The piece’s author, reporter Susanna Schrobsdorff, to her credit, has a shared custody arrangement with her ex-husband. She explains:
When his parents divorced in the 1970s, they adopted the standard every-other-weekend-with-Dad setup. He remembered missing his father tremendously and didn’t want that for our kids.
According to the article:
Fathers and Families believes [fathers aren’t] getting a fair shake. Dr. Ned Holstein, a public health physician who heads the 4,500-member group, says it represents men who want more time for the right reasons. He attributes the fact that statistics still show that about 85 percent of primary physical custody goes to women to the variety of factors leading fathers to cede custody to mothers…
Why don’t the men who are unhappy with the arrangements they have fight for more time? (Currently about 7 percent of sole custodial parents are men.) Holstein says the legal system deters them. “The lawyers are telling them, ‘You can’t fight this, you won’t get it, and it will cost you a lot of money and heartache.'” While the numbers show that men who do fight for primary custody win as much as women do, Holstein says those cases are self-selecting: “They’ve been told in advance they have a chance at winning because they were Mr. Mom before the divorce-or there’s an obvious problem with the mother.”
Fathers and Families’ Holstein argues that making kids feel at home at Dad’s house is difficult when support payments can eat up as much as 40 percent of his after-tax income. They may have to leave the neighborhood for smaller quarters, leaving children’s friends behind.
To change that, and to give Dads more time and an adjustment in child support according to the new laws, Holstein feels the courts should start with a presumption that there will be joint physical custody. Much of the research on the subject shows that a majority of kids who have grown up in joint physical custody arrangements report that they are satisfied with the way it worked, while kids who grew up in an “every other weekend arrangement” were more likely to be dissatisfied and want more contact with their fathers.
Some of the opposition’s arguments in the article are problematic. For example, Jocelyn Elise Crowley, author of “The Politics of Child Support in America” and “Defiant Dads”, says the problem with linking support payments and time spent with kids is that in some cases it can create a “less than pure incentive for fathers to ask for more time with their children.”
This is a common feminist argument, and one which ignores the obvious converse–if a dad may seek 50% physical time with his children simply to lower his child support obligation, a mother may seek 85% physical time in order to increase it.
Another quote:
Still, joint custody may not be for every family.
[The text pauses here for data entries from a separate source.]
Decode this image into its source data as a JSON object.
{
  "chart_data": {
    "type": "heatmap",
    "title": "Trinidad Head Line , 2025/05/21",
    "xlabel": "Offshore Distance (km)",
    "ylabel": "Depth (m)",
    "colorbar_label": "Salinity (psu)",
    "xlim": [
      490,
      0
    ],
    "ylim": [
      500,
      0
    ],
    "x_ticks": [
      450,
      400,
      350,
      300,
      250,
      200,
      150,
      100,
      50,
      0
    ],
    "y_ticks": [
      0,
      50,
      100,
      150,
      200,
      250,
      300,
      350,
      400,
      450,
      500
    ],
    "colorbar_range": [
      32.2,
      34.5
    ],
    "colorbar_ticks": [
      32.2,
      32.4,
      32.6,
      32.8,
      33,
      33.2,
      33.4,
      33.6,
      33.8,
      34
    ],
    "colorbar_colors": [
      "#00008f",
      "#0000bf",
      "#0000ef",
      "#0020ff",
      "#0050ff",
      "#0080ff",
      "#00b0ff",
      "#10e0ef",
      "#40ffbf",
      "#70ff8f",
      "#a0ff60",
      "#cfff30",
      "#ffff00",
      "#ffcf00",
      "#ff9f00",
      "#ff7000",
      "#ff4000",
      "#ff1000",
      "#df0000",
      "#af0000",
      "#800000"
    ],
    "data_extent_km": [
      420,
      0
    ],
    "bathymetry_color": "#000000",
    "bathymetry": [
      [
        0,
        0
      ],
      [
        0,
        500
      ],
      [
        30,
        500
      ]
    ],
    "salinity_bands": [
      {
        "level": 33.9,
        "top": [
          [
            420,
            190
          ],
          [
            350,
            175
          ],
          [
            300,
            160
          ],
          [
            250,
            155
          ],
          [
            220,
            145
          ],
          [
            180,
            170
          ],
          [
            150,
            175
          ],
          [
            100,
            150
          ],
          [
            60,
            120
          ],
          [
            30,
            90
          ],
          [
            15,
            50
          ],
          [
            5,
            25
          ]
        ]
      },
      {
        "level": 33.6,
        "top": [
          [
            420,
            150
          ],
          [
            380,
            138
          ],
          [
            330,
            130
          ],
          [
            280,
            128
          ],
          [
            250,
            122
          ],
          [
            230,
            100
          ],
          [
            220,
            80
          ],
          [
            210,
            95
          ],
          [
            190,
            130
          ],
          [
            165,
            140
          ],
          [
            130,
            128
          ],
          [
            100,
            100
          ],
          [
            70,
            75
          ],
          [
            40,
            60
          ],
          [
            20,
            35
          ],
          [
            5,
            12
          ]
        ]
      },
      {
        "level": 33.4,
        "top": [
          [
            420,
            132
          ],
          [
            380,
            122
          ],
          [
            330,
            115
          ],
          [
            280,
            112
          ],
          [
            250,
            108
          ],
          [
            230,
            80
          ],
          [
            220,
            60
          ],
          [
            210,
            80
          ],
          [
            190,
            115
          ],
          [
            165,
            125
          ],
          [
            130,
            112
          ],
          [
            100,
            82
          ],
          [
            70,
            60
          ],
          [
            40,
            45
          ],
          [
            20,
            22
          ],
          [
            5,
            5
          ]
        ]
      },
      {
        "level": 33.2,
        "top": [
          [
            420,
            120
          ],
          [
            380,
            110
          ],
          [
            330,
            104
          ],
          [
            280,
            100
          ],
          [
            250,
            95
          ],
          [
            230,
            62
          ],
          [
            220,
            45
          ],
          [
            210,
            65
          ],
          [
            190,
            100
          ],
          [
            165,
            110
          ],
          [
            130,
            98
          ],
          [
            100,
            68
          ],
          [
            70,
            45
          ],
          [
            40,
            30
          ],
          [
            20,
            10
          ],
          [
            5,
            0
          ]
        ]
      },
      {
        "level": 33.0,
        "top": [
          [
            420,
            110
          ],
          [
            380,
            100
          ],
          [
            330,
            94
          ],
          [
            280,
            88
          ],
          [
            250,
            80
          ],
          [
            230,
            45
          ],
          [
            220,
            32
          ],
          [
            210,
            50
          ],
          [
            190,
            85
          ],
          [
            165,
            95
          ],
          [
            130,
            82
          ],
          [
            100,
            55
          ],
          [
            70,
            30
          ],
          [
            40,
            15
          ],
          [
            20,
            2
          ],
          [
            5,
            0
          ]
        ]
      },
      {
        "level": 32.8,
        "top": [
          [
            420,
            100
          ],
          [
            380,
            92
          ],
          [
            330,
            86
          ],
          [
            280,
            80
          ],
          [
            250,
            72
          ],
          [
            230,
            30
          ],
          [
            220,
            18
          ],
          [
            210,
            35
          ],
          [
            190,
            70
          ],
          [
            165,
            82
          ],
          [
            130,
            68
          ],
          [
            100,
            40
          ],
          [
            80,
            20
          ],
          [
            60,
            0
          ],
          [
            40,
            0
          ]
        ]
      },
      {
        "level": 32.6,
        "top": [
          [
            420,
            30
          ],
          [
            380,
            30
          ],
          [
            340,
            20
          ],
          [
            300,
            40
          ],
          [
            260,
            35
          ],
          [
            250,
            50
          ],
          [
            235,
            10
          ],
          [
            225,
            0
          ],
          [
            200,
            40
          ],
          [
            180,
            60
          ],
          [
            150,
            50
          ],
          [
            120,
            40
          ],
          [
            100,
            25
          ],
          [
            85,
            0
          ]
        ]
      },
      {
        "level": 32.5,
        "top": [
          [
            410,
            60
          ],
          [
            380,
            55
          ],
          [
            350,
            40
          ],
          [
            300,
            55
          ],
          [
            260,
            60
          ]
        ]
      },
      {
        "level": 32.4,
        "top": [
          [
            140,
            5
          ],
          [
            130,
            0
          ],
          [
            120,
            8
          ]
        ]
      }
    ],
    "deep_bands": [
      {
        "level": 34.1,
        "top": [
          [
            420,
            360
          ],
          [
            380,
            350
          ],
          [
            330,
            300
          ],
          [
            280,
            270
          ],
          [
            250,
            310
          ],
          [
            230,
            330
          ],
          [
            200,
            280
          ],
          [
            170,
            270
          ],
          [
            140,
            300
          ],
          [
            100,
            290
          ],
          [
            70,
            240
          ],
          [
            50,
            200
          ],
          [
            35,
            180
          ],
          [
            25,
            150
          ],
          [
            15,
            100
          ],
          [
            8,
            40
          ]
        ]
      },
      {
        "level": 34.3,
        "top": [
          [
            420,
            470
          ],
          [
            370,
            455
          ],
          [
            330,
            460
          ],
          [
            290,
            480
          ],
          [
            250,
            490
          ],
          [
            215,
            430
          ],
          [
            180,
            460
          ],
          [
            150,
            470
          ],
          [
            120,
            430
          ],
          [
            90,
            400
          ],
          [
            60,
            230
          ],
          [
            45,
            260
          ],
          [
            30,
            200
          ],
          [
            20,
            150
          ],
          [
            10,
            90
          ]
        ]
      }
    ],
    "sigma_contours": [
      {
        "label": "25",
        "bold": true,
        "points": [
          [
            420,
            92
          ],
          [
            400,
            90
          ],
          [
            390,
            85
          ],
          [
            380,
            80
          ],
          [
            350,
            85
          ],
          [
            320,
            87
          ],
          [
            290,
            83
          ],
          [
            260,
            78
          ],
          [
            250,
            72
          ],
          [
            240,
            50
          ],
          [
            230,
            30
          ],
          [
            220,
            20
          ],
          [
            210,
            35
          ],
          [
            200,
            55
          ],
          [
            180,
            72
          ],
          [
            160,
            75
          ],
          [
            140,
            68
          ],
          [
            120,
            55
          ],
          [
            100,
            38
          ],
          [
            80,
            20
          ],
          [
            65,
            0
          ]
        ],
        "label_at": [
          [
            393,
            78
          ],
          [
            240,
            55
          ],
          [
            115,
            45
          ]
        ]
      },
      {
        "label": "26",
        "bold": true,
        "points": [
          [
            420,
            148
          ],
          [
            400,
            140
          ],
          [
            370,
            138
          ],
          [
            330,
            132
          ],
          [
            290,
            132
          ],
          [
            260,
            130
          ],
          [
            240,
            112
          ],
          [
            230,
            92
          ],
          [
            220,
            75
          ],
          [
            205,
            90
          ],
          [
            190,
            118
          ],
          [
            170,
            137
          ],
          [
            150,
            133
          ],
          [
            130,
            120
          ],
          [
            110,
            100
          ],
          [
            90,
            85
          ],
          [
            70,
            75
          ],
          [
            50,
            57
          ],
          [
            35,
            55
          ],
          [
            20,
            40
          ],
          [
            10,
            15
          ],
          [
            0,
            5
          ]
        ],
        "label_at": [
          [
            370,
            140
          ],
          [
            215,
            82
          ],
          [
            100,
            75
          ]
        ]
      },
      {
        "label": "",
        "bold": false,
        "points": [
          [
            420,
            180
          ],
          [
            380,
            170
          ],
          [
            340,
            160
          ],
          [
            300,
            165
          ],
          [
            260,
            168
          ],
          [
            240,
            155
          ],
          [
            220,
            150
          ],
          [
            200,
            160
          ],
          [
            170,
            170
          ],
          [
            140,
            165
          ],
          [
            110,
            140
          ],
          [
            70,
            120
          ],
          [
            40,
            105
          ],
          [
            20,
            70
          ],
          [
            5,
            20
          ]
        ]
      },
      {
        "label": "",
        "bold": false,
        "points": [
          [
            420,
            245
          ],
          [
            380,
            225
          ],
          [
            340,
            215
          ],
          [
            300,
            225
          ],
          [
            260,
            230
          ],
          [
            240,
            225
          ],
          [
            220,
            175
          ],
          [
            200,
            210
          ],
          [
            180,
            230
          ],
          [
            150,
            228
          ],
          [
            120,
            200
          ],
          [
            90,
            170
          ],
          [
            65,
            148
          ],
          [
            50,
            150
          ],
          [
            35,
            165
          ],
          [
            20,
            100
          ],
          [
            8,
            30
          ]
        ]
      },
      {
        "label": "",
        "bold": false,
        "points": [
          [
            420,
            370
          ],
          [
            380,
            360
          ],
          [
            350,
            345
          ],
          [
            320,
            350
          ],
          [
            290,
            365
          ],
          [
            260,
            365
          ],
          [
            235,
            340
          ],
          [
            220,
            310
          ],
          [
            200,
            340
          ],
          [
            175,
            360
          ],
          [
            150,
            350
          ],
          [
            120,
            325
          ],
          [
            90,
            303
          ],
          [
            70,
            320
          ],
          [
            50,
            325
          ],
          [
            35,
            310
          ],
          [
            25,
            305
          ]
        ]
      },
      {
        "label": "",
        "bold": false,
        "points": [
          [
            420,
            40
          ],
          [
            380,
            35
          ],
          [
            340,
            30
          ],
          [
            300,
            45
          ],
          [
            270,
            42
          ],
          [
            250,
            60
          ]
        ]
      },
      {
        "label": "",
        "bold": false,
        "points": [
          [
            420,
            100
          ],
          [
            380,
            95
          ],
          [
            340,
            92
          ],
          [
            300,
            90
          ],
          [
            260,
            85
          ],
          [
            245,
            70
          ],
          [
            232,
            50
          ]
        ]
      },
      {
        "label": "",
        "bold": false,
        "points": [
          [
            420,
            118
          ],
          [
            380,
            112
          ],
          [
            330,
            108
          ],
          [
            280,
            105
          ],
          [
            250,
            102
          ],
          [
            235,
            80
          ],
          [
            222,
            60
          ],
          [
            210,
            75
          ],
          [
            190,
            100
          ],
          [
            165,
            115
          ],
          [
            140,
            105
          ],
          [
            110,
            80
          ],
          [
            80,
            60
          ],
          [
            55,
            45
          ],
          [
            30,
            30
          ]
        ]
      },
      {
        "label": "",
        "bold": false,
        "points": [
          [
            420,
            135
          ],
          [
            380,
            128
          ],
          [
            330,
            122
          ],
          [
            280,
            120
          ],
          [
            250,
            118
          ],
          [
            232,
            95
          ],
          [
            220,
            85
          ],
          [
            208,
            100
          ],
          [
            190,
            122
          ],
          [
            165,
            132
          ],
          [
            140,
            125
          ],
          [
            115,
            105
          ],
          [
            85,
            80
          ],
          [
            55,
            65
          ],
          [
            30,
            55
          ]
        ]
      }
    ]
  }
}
Paul Amato, a leading researcher on the subject and a professor of sociology at Pennsylvania State University, argues that…forcing uncooperative couples into a joint arrangement could end up creating more parental conflict, which most experts agree is the most damaging part of a divorce for kids. “I do not think it’s a good idea to impose joint physical custody on unwilling parents,” he says. “This strategy is likely to do more harm than good.”
I don’t doubt that this situation isn’t good, but what’s the alternative? In most cases, it’s the mother who doesn’t want to share custody with the father. If you don’t “force” joint custody, what you’re essentially saying is mom gets to have sole custody and dad is pushed to the margins of his kids’ lives. This is what’s known as the “Hostile Parent Veto.”